Monday, 16 July 2018: 15:42
Oral Presentation
Jacqueline LOW, Sociology, University New Brunswick, Fredericton, NB, Canada
In this paper I discuss differing theoretical explanations of the status of symbolic interactionist theory in Canada. In particular I address Helmes-Hayes and Milne’s (2017) institutional perspective on the health of this theoretical tradition in Canada and Neil McLaughlin’s (2017) emphasis on scientific intellectual movements and Coserian intellectual sects in explaining the emergence of symbolic interactionism in Canada and its potential future. In doing so I also critique the claim that the perspective is on the verge of disappearing, consumed by its own subjectivist assumptions on the one hand and overwhelmed by a rising tide of postmodernist and stand point theory on the other.
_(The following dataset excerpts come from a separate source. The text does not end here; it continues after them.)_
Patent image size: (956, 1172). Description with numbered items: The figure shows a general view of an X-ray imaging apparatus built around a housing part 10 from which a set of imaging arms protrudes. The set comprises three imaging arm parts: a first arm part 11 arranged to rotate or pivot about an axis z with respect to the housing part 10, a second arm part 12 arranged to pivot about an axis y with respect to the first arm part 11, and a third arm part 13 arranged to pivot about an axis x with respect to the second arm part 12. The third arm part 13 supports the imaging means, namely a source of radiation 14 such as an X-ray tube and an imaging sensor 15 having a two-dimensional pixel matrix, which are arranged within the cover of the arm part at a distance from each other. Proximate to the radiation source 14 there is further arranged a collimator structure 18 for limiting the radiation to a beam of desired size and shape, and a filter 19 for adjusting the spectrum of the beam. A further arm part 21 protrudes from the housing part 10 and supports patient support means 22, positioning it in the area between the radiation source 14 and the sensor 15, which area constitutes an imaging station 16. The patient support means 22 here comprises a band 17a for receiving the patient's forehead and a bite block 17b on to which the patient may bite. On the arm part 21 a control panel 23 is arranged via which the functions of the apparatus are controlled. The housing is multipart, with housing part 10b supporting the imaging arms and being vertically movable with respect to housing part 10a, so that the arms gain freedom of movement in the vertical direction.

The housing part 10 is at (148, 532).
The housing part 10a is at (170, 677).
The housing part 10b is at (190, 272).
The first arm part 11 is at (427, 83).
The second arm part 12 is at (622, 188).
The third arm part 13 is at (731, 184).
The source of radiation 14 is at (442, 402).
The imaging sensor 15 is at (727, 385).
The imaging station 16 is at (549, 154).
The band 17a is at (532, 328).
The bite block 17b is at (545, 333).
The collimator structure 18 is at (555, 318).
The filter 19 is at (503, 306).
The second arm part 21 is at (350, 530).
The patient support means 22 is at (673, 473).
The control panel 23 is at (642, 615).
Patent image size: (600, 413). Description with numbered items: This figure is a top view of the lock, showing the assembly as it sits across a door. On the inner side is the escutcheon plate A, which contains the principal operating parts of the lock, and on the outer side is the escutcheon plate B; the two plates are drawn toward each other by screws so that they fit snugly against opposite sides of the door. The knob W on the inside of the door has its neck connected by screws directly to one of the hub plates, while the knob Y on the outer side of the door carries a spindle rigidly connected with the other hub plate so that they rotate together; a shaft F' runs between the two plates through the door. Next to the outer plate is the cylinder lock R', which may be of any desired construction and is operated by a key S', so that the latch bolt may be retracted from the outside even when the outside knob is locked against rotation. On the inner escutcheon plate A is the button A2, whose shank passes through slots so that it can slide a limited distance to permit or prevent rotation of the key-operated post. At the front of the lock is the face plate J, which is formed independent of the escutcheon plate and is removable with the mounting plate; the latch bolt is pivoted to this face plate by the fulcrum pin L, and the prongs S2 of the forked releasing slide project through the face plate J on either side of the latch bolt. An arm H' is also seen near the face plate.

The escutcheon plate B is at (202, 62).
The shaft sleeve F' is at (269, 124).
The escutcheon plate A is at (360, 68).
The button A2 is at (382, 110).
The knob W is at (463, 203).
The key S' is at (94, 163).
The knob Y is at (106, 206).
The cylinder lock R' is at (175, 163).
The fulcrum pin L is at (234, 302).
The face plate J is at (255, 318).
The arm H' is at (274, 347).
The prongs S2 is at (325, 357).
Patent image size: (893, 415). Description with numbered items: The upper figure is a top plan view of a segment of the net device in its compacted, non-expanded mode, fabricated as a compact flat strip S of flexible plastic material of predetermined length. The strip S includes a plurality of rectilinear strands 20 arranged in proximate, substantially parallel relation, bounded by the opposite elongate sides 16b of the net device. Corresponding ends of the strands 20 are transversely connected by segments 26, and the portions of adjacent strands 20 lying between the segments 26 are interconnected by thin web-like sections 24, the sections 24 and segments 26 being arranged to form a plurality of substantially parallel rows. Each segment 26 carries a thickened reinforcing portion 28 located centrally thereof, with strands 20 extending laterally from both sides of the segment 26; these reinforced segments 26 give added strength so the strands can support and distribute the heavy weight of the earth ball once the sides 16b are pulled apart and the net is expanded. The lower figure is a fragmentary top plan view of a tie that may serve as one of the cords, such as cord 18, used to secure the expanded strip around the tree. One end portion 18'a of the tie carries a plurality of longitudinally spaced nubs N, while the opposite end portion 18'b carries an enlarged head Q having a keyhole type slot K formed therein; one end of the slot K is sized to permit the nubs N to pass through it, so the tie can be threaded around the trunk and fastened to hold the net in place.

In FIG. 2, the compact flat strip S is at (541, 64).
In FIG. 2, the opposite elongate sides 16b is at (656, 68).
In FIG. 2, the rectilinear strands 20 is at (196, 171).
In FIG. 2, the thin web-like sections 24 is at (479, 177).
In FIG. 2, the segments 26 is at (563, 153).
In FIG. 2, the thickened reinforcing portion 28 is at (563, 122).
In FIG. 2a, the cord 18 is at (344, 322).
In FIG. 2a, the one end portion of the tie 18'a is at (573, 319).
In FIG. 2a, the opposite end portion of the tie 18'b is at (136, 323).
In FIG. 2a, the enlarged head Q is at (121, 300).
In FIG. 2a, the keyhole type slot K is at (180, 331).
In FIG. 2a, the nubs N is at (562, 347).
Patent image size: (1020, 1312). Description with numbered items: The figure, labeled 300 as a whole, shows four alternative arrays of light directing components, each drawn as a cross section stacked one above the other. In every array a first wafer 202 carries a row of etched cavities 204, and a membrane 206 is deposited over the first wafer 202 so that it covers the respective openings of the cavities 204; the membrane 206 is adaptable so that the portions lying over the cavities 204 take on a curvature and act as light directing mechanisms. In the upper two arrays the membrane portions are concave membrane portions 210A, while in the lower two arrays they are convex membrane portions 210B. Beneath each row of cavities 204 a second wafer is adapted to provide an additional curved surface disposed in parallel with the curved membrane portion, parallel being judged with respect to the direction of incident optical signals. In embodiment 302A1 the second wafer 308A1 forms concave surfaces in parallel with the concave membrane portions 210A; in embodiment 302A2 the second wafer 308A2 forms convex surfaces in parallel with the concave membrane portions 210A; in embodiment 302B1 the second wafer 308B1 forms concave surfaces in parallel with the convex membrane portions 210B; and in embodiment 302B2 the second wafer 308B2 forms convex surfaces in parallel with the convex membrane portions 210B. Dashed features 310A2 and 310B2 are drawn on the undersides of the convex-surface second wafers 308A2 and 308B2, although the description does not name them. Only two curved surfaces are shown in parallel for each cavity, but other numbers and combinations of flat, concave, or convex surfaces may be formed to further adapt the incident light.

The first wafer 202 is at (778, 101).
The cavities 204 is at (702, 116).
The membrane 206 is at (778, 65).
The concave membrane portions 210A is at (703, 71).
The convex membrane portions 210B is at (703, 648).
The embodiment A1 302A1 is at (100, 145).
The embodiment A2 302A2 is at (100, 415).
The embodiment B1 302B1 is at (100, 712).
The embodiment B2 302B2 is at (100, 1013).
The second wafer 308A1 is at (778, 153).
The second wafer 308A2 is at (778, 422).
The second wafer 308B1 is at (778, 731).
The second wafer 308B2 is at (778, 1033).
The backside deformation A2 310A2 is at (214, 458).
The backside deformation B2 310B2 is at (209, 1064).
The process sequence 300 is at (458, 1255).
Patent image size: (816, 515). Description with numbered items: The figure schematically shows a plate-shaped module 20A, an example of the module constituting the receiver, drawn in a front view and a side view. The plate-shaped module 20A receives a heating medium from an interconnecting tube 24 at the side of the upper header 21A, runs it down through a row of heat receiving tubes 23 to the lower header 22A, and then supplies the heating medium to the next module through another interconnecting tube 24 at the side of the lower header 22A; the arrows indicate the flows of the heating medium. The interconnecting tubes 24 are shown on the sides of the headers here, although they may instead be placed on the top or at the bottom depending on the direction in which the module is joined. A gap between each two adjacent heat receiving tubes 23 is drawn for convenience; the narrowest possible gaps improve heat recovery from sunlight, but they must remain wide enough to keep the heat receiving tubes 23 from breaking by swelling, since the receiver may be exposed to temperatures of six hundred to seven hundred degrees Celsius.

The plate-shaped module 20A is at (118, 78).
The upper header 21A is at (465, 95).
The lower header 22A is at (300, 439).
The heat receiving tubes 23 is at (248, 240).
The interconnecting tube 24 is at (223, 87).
Instead I offer an explanation grounded in symbolic interactionist insights about shared meaning and how it shapes the activities of individuals. I conclude that it is ironic that debates over the presumed demise of symbolic interaction in Canada may well contribute to a renewed interest in the perspective, raising its profile among students and researchers and thus contributing to its continued existence within the canon of Canadian Sociology.